Campers Remain Skeptical of Housing ‘Solutions’
The best-laid plans of mice and men often go awry, and home planning is no exception. Many campers are hesitant to accept the reassuring sentiments of city officials that all campers will be welcomed into shelters with open arms.
Candace Bryar, quoted at the outset, is aware that BC Housing, a government-run affordable housing organization that operates in Vancouver, has assured the residents they will all get lodging. She’s skeptical. “If something actually goes my way here, I will be shocked.”
Hailey Hachey, a 21-year-old Canadian that spent some time in a recently removed tent city in New Brunswick, says that many people prefer living outdoors to staying in shelters. Why?
“We have authority figure issues. It’s one of the biggest reasons we stay on the streets. There’s no authority.”
While statements like his may sound needlessly cynical (and perhaps slightly anti-establishmentary), they are symptomatic of broken promises and abused trust between the homeless community and authority figures. Michael Fougere, who currently lives in shelter but knows many in the Moncton tent city, shares Hachey’s concerns:
“Where are [the tent city residents] going to go? What kind of help are they going to get? ‘Cause they don’t even have the shelter that they supposedly said they were going to have done up.”

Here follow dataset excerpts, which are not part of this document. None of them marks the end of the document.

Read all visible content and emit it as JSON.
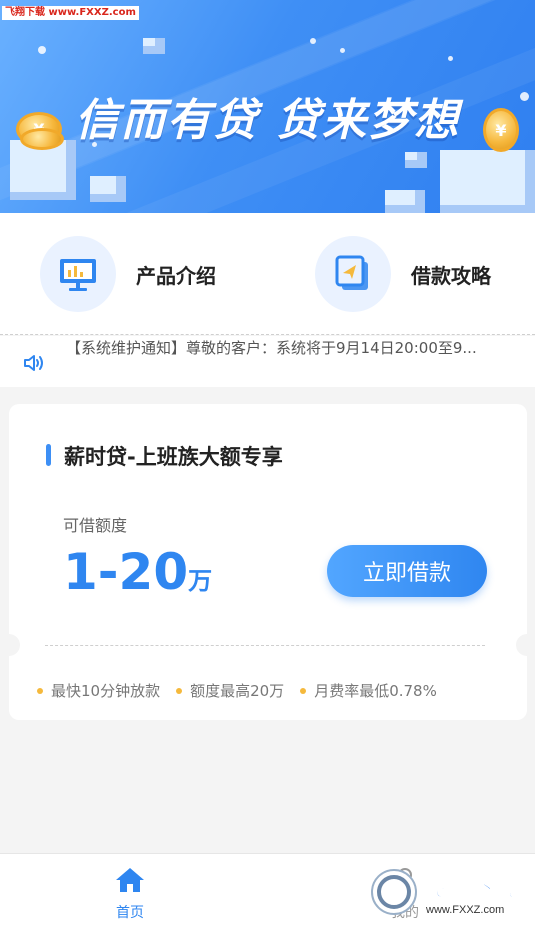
{
  "watermark": "飞翔下载 www.FXXZ.com",
  "banner": {
    "title": "信而有贷  贷来梦想",
    "coin_symbol": "¥"
  },
  "quick_entries": [
    {
      "label": "产品介绍",
      "icon": "presentation-chart-icon"
    },
    {
      "label": "借款攻略",
      "icon": "guide-arrow-icon"
    }
  ],
  "notice": {
    "icon": "speaker-icon",
    "text": "【系统维护通知】尊敬的客户：系统将于9月14日20:00至9..."
  },
  "product": {
    "title": "薪时贷-上班族大额专享",
    "quota_label": "可借额度",
    "quota_value": "1-20",
    "quota_unit": "万",
    "apply_button": "立即借款",
    "features": [
      "最快10分钟放款",
      "额度最高20万",
      "月费率最低0.78%"
    ]
  },
  "bottom_nav": {
    "items": [
      {
        "label": "首页",
        "icon": "home-icon",
        "active": true
      },
      {
        "label": "我的",
        "icon": "user-icon",
        "active": false
      }
    ]
  },
  "brand_logo": {
    "text": "飞翔下载",
    "url_text": "www.FXXZ.com"
  },
  "colors": {
    "accent": "#2f86f0",
    "bullet": "#f5b93c",
    "banner_start": "#6ab1ff",
    "banner_end": "#2f7ff0"
  }
}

Ryder Patriquin, 29, also living in Moncton, has an idea of where former tent city residents will end up. He was evicted earlier this summer from the Albert Street tent city and has been living in a makeshift shelter ever since, periodically moving to different locations throughout the city. Patriquin thinks other evicted tenants will follow his example:
“I think it’s going to become a problem. People everywhere, the crime rate might go up again, who knows?” He says his door is open. “The spot I have is big enough and welcome for a few people.” He continues: “People have lost their will throughout their life to do anything else other than this. It’s a comfortable, carefree kind of escape from normal day life—as hard as it is. But sometimes life is harder than the streets.”
During a tent city removal in Peterborough, Ontario, housing advocate Rachelle Sauve said she fears the people leaving the park will end up in even less secure places. “I know some people have found shelter in people’s backyards … There’s a few new people in the alleyways.”
She also identifies what she feels is a missing ingredient in many housing talks. “Those who have lived in tent cities and experienced homelessness must be involved in those talks.”
Gaining residents’ perspective might help bridge the gap between perceived housing solutions and tent city dwellers’ realities.